February 20, 2009 at 12:00 PM by Dr. Drang
Five-plus years ago, spam in my email inbox was a huge problem, and I spent considerable time dealing with it. Initially, “dealing with it” meant deleting it, later that changed to fiddling with filters and
procmail scripts. Now I barely think about spam, and I wonder if that’s true for most people.
It’s not that no one sends me spam anymore. Between my two mail email accounts, I still average between 3000 and 4000 spams per month, down from a peak of 6000-7000, but still a significant number. But virtually none of them get to my inbox. I go weeks, maybe months, without seeing any spam.
That I live a nearly spam-free life is due to the quality of the two filters I use. First, every email sent to me has to pass through GMail, which filters about 98% of the spam. Then the email is scanned by Apple Mail, which screens out almost all the rest. The second filter, which seems at first glance like a minimal improvement over the first, is actually pretty important; without it, I’d still be seeing 1-2 spams a day, which is enough to keep it on your mind. It’s liberating not to have to think about spam, a situation I’d have thought was impossible five years ago.
In retrospect, it seems to me that the beginning of the end of spam was the widespread use of Bayesian filtering, a technique popularized by Paul Graham in his “A Plan for Spam” article. I know that Bayesian analysis isn’t the only filtering technique used, but its addition to the spam-fighting arsenal tipped the scales in our favor, and the spammers have been losing ground ever since.
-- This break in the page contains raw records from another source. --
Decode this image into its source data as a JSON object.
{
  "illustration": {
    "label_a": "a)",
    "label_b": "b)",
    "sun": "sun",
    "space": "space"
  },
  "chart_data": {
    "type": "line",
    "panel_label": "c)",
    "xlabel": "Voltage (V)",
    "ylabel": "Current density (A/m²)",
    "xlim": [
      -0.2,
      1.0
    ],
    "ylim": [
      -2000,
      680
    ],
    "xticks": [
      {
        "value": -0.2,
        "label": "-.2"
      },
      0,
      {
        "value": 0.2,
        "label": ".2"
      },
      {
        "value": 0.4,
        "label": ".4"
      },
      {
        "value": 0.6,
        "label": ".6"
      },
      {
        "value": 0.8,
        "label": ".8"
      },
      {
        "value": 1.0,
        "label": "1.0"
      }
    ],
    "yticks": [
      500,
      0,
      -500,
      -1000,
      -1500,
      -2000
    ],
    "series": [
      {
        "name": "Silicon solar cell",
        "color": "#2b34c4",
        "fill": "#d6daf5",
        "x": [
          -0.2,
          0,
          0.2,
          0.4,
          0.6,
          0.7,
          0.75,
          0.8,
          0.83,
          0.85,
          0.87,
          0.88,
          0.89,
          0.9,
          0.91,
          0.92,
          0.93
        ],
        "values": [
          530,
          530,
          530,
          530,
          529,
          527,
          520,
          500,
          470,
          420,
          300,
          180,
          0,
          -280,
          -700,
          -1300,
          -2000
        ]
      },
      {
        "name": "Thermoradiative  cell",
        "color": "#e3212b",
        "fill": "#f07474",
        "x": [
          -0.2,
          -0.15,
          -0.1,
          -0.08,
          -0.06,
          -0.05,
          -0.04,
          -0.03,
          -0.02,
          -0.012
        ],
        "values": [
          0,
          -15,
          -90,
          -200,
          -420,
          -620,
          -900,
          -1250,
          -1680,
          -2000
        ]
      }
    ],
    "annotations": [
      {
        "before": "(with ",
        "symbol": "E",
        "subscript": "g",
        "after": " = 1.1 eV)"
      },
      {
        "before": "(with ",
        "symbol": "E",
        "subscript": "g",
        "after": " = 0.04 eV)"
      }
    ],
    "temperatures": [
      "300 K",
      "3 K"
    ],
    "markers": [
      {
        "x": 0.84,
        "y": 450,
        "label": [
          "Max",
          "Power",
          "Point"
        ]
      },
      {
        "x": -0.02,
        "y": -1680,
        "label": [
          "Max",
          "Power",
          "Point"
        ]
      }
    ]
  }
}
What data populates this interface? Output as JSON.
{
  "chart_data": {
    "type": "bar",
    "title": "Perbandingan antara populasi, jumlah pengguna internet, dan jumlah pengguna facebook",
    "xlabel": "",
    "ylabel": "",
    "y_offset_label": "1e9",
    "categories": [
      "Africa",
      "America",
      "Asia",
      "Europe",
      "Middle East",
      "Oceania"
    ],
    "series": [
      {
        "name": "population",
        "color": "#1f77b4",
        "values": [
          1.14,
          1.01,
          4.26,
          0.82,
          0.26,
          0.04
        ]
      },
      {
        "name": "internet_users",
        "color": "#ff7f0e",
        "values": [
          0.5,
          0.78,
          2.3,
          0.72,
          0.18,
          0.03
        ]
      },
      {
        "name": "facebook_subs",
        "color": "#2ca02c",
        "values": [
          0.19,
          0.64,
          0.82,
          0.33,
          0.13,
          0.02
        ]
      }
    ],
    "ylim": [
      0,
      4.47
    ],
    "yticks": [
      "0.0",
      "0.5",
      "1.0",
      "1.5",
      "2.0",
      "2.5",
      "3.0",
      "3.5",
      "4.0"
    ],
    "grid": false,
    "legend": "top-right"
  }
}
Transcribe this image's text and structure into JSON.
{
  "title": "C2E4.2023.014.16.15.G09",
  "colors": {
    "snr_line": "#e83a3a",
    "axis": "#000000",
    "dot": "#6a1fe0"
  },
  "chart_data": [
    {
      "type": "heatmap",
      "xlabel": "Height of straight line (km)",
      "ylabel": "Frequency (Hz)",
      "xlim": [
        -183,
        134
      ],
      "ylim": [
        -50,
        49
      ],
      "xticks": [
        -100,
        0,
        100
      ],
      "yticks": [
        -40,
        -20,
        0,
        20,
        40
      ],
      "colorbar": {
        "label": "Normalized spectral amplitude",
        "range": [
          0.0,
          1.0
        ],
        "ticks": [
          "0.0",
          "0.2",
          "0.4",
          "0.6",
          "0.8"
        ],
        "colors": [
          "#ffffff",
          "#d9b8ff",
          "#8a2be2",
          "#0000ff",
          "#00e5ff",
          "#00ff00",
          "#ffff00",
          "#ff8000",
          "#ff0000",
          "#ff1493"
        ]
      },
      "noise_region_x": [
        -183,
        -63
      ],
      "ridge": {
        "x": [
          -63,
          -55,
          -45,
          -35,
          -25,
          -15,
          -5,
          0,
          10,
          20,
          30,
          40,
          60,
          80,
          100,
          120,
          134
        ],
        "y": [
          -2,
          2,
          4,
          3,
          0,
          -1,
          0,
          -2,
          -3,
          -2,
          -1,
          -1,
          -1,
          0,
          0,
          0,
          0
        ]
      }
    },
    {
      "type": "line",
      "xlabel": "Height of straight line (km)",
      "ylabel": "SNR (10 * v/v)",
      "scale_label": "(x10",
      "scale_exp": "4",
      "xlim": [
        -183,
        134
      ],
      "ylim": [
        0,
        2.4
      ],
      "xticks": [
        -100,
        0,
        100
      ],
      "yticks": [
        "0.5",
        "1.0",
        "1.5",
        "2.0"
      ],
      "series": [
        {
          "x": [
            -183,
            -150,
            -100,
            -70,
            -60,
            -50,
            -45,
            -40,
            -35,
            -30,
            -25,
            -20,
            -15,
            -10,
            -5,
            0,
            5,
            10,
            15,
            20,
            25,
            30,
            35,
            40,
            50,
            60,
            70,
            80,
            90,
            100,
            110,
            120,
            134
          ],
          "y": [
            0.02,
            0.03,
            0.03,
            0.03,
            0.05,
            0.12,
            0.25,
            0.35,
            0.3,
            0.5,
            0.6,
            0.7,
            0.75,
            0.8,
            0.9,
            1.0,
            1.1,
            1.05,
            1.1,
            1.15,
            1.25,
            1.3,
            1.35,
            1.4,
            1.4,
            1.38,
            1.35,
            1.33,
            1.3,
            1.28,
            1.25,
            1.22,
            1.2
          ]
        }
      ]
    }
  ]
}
As an example of how far we’ve come, look at this talk by Ze Frank at the 2004 TED Conference.
He starts the talk with an extended joke based on the Nigerian 419 scam. He wouldn’t do that joke today because those emails are no longer part of our daily experience.
In fact, I wonder why email spamming hasn’t died out altogether. Are there still people who actually see the spam that’s sent to them?